Qui bombarde la centrale nucléaire ?

À la lumière de ces évaluations, il serait raisonnable d’attendre au moins désormais une approche politique et médiatique du conflit moins fantaisiste et plus objective, attente qui continue d’être presque toujours déçue, comme l’a démontré ces dernières semaines le histoire des incursions de drones qui ont menacé la sécurité de la centrale nucléaire d’Energodar (ZNPP) dans la région de Zaporizhzhia.

Le 11 avril, le directeur général de l’Agence internationale de l’énergie atomique (AIEA), Rafael Mariano Grossi, a appelé à la plus grande retenue militaire et au plein respect des cinq principes concrets pour protéger la centrale nucléaire ukrainienne, quelques jours après une série d’attaques de drones. avait « considérablement » accru le risque d’un accident nucléaire dans la centrale nucléaire ukrainienne.

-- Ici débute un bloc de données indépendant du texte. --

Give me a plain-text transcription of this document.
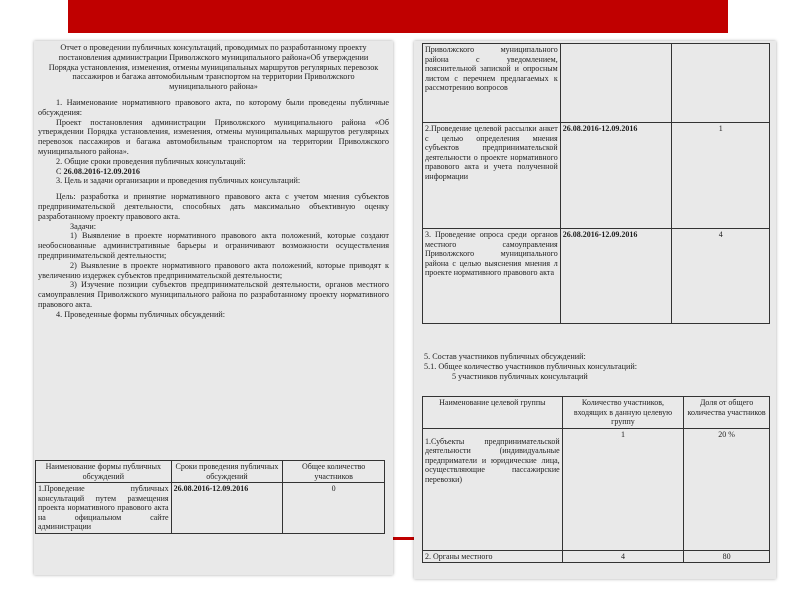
Отчет о проведении публичных консультаций, проводимых по разработанному проекту постановления администрации Приволжского муниципального района«Об утверждении Порядка установления, изменения, отмены муниципальных маршрутов регулярных перевозок пассажиров и багажа автомобильным транспортом на территории Приволжского муниципального района»

1. Наименование нормативного правового акта, по которому были проведены публичные обсуждения:

Проект постановления администрации Приволжского муниципального района «Об утверждении Порядка установления, изменения, отмены муниципальных маршрутов регулярных перевозок пассажиров и багажа автомобильным транспортом на территории Приволжского муниципального района».

2. Общие сроки проведения публичных консультаций:

С 26.08.2016-12.09.2016

3. Цель и задачи организации и проведения публичных консультаций:

Цель: разработка и принятие нормативного правового акта с учетом мнения субъектов предпринимательской деятельности, способных дать максимально объективную оценку разработанному проекту правового акта.

Задачи:

1) Выявление в проекте нормативного правового акта положений, которые создают необоснованные административные барьеры и ограничивают возможности осуществления предпринимательской деятельности;

2) Выявление в проекте нормативного правового акта положений, которые приводят к увеличению издержек субъектов предпринимательской деятельности;

3) Изучение позиции субъектов предпринимательской деятельности, органов местного самоуправления Приволжского муниципального района по разработанному проекту нормативного правового акта.

4. Проведенные формы публичных обсуждений:

Наименование формы публичных обсуждений	Сроки проведения публичных обсуждений	Общее количество участников
1.Проведение публичных консультаций путем размещения проекта нормативного правового акта на официальном сайте администрации	26.08.2016-12.09.2016	0
Приволжского муниципального района с уведомлением, пояснительной запиской и опросным листом с перечнем предлагаемых к рассмотрению вопросов		
2.Проведение целевой рассылки анкет с целью определения мнения субъектов предпринимательской деятельности о проекте нормативного правового акта и учета полученной информации	26.08.2016-12.09.2016	1
3. Проведение опроса среди органов местного самоуправления Приволжского муниципального района с целью выяснения мнения л проекте нормативного правового акта	26.08.2016-12.09.2016	4

5. Состав участников публичных обсуждений:

5.1. Общее количество участников публичных консультаций:

5 участников публичных консультаций

Наименование целевой группы	Количество участников, входящих в данную целевую группу	Доля от общего количества участников
1.Субъекты предпринимательской деятельности (индивидуальные предприматели и юридические лица, осуществляющие пассажирские перевозки)	1	20 %
2. Органы местного	4	80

La centrale électrique est aux mains des forces russes depuis les premiers jours de la guerre, même si les Ukrainiens ont tenté de la reconquérir à plusieurs reprises avec des assauts amphibies sur le fleuve Dniepr et des bombardements.

Le 9 avril, le haut représentant de l’UE pour la politique étrangère, Josep Borrell, a écrit dans X que « les attaques imprudentes de drones contre la centrale nucléaire de Zaporizhia augmentent le risque d’accidents nucléaires dangereux. De telles attaques doivent cesser. La Russie devrait se retirer de la centrale nucléaire de Zaporizhia. »

Une déclaration énigmatique à y regarder de plus près : Borrell condamne les attaques sans en attribuer la responsabilité, ce qui confirme que les dirigeants de l’UE sont conscients que les forces de Kiev attaquent les installations d’Energodar. Autrement, Borrell aurait pointé Moscou du doigt sans hésiter, mais il soutient néanmoins que les Russes devraient se retirer de l’usine. Une affirmation qui est évidente dans ce cas puisque l’UE a toujours soutenu que les Russes devaient se retirer d’Ukraine.

L’approche à Washington est similaire, où le porte-parole du Département d’État, Matthew Miller, a déclaré que les États-Unis réitéraient leur « conviction que la Russie joue un jeu très dangereux avec la saisie militaire de la centrale nucléaire ukrainienne ».

Il est dangereux qu’ils l’aient fait, et nous continuons d’appeler la Russie à retirer son personnel militaire et civil de la centrale, à en rendre le contrôle total aux autorités ukrainiennes compétentes et à s’abstenir de toute action susceptible d’entraîner une accident nucléaire à la centrale. Nous sommes au courant de la nouvelle d’une attaque de drones” contre la centrale de Zaporizhia et “nous continuons à surveiller les conditions également à travers les rapports officiels de l’AIEA”, a déclaré Miller sans commenter l’origine des drones.

En fait, l’UE et les États-Unis se limitent à condamner l’occupation russe de l’usine comme étant dangereuse, sans déclarer que ce sont les attaques ukrainiennes qui mettent en danger sa sécurité. D’ailleurs, même l’AIEA, qui dispose de ses techniciens sur place, n’a jamais officiellement attribué les attaques contre la centrale aux Ukrainiens.